White People: What Will We Do To Change Our Legacy Of Violence?

Photo credit: Natania Kremer on Twitter during #MillionsMarchNYC on Dec. 13, 2014
Photo credit: Sass Linneken
You may remember this photo of rising 9th grader Laykenn Kurtzer in dialogue with an older man who was protesting her monthly vigil for racial justice in central Maine. Their body language struck me as interesting and I wanted to find out more about what they said, so I contacted Laykenn for an interview.

Laykenn said that they crossed the bridge because they wanted to ask what made him think that there was no racial tension in Lewiston. "He was kind and willing to talk to me; he was very civil about it," said Laykenn.

"I went over because I just wanted to talk, not argue."

Besides repeating "all lives matter" several times, Laykenn reports that the man's main point was that the vigil was in the wrong place.
"He said that we should be standing in front of a police station where cops have killed black people without getting in trouble, or having any charges brought against them. He said that cops aren't bad but they should be getting punished. He told me he would go with us and hold a Black Lives Matter sign to protest at a police station in another city."
I wondered if they asked him if he has gone to any of those protests (there have certainly been ample opportunities) but Laykenn said no.

Laykenn said, "I explained that we stand here because we are trying to get people to be aware of the Black Lives Matter movement."

Their discussion lasted about half an hour, with the man circling back to his main talking points several times.
Laykenn and mom Sass Linneken are regulars at the monthly vigil organized by the group Showing Up For Racial Justice, (SURJ) Central Maine chapter.
Here they are standing on the Auburn side of the bridge to Lewiston in May, 2016.
One possible effect of the counter protest was that people in many cars shouted "all lives matter" as they passed. Laykenn's impression was that there were slightly more negative responses than positive ones, while at most of the monthly vigils they've attended the reactions of those passing have been more positive than negative -- often in the form of beeps and thumbs up. (My thought is that this change could also be due to the Republican Party openly endorsing racism at their recent convention, or a response to recent news of police being killed in Dallas and in San Diego.)

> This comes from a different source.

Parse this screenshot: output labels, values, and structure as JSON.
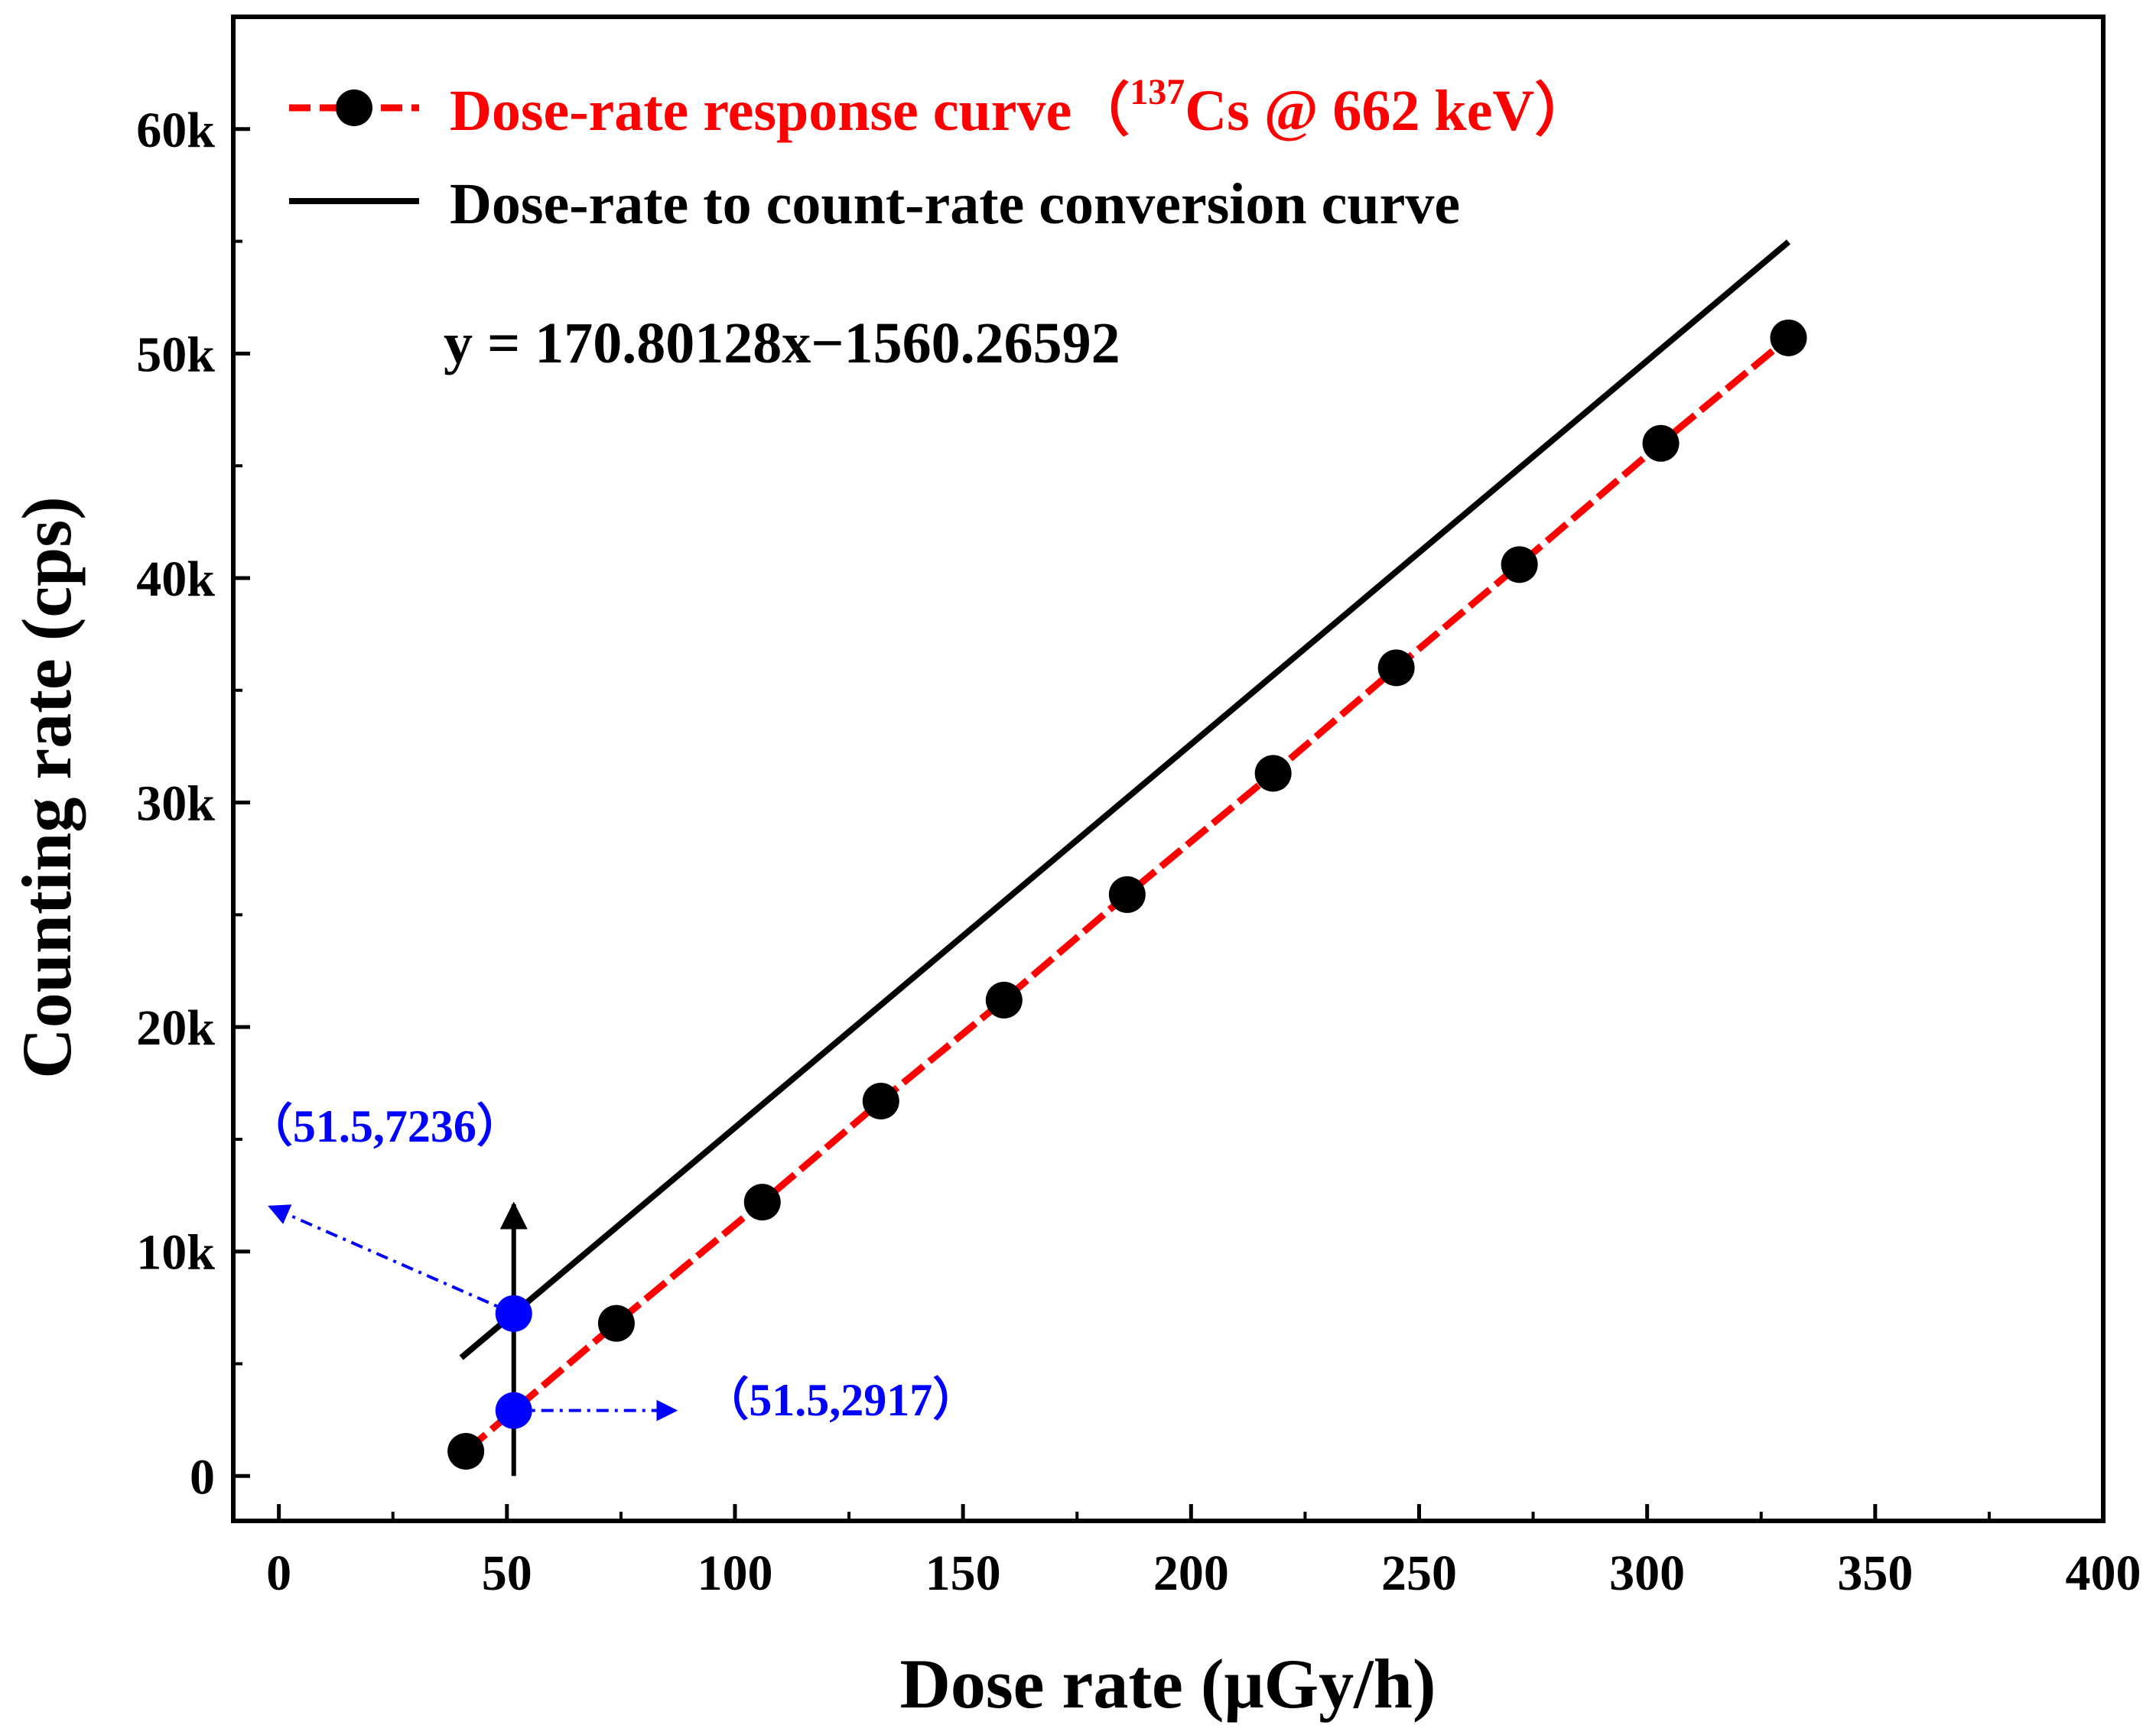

One thing that clearly disturbed them was when "a big pickup truck got really, really close to the sidewalk where we [i.e. the SURJ vigilers] were standing and blew out black exhaust all along the bridge. That was scary."

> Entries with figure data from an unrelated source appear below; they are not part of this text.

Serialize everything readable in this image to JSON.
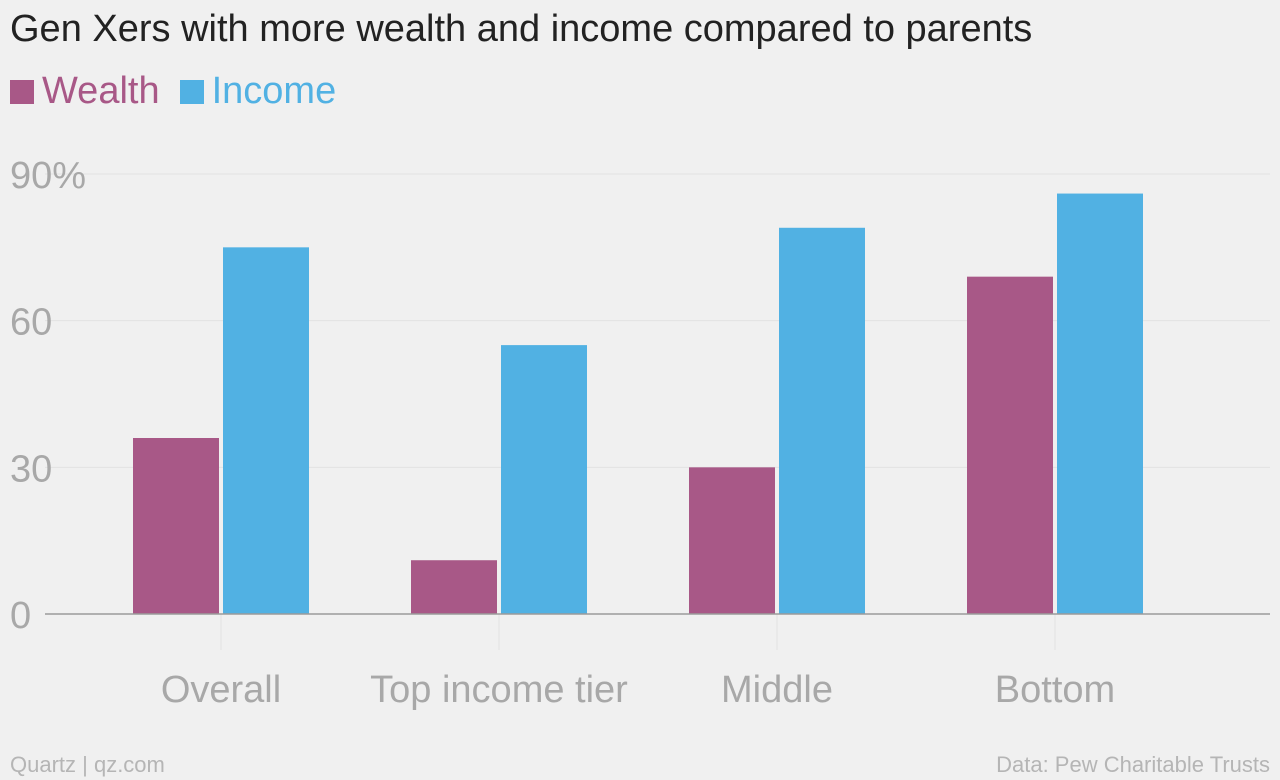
{
  "chart_data": {
    "type": "bar",
    "title": "Gen Xers with more wealth and income compared to parents",
    "categories": [
      "Overall",
      "Top income tier",
      "Middle",
      "Bottom"
    ],
    "series": [
      {
        "name": "Wealth",
        "color": "#a85887",
        "values": [
          36,
          11,
          30,
          69
        ]
      },
      {
        "name": "Income",
        "color": "#51b1e3",
        "values": [
          75,
          55,
          79,
          86
        ]
      }
    ],
    "ylim": [
      0,
      90
    ],
    "yticks": [
      0,
      30,
      60,
      90
    ],
    "ytick_labels": [
      "0",
      "30",
      "60",
      "90%"
    ],
    "xlabel": "",
    "ylabel": "",
    "grid": true,
    "legend_position": "top-left"
  },
  "footer": {
    "source_left": "Quartz | qz.com",
    "source_right": "Data: Pew Charitable Trusts"
  }
}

Personally, I have seldom been at a demonstration for either racial justice or peace in central Maine without at least one large pickup truck aggressively creating noise and/or smoke in response to the messages displayed. I suppose the drivers think they are engaging in dialogue?

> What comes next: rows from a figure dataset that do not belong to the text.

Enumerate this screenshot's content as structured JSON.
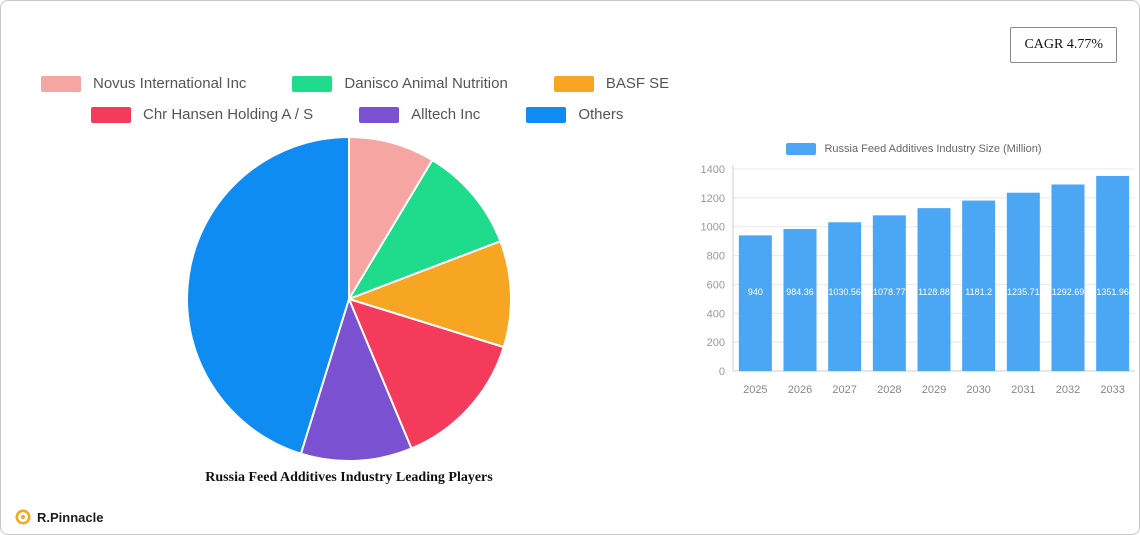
{
  "header": {
    "cagr_label": "CAGR 4.77%"
  },
  "brand": {
    "name": "R.Pinnacle",
    "icon_color": "#F5A623"
  },
  "chart_data": [
    {
      "type": "pie",
      "title": "Russia Feed Additives Industry Leading Players",
      "labels": [
        "Novus International Inc",
        "Danisco Animal Nutrition",
        "BASF SE",
        "Chr  Hansen Holding A / S",
        "Alltech Inc",
        "Others"
      ],
      "values": [
        8.6,
        10.6,
        10.6,
        13.9,
        11.1,
        45.2
      ],
      "colors": [
        "#F5A6A3",
        "#1EDC8C",
        "#F6A623",
        "#F43B5C",
        "#7A52D1",
        "#0E8CF1"
      ],
      "legend_position": "top",
      "start_angle": 0,
      "direction": "clockwise"
    },
    {
      "type": "bar",
      "legend": "Russia Feed Additives Industry Size (Million)",
      "categories": [
        "2025",
        "2026",
        "2027",
        "2028",
        "2029",
        "2030",
        "2031",
        "2032",
        "2033"
      ],
      "values": [
        940,
        984.36,
        1030.56,
        1078.77,
        1128.88,
        1181.2,
        1235.71,
        1292.69,
        1351.96
      ],
      "value_labels": [
        "940",
        "984.36",
        "1030.56",
        "1078.77",
        "1128.88",
        "1181.2",
        "1235.71",
        "1292.69",
        "1351.96"
      ],
      "ylim": [
        0,
        1400
      ],
      "yticks": [
        0,
        200,
        400,
        600,
        800,
        1000,
        1200,
        1400
      ],
      "bar_color": "#4BA6F3",
      "grid": true,
      "legend_position": "top"
    }
  ]
}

In response to my share of the photo of Laykenn's conversation I heard from Grace Braley, a peace organizer in southern Maine. She was reminded of the inscription on a statue of Melchior Ocampo she saw in Morelia, Mexico:

Es hablando no matandonos como habremos de entendernos. 
(It is with talking, not killing, that we have to understand each other.)

In case you're wondering why I didn't interview the man in the photo, too, I have a couple of reasons.

At first I did not know who he was (nor did Laykenn), then another SURJ member contacted me to say that he is a local minister who leads a group called the Jesus Party along with his wife. (Laykenn said there was a woman standing with him holding a sign that said something about god that they can't exactly remember. Laykenn did not speak with the woman.) After my sister Hope did some internet research I found that this man is often online complaining that no one listens to his "all lives matter" message.

Laykenn listened, but since my blog does not exist to promote hateful messages I decided not to attempt to interview him. That is one of the things I will do as a white person who wants to change our legacy of violence. What will you do?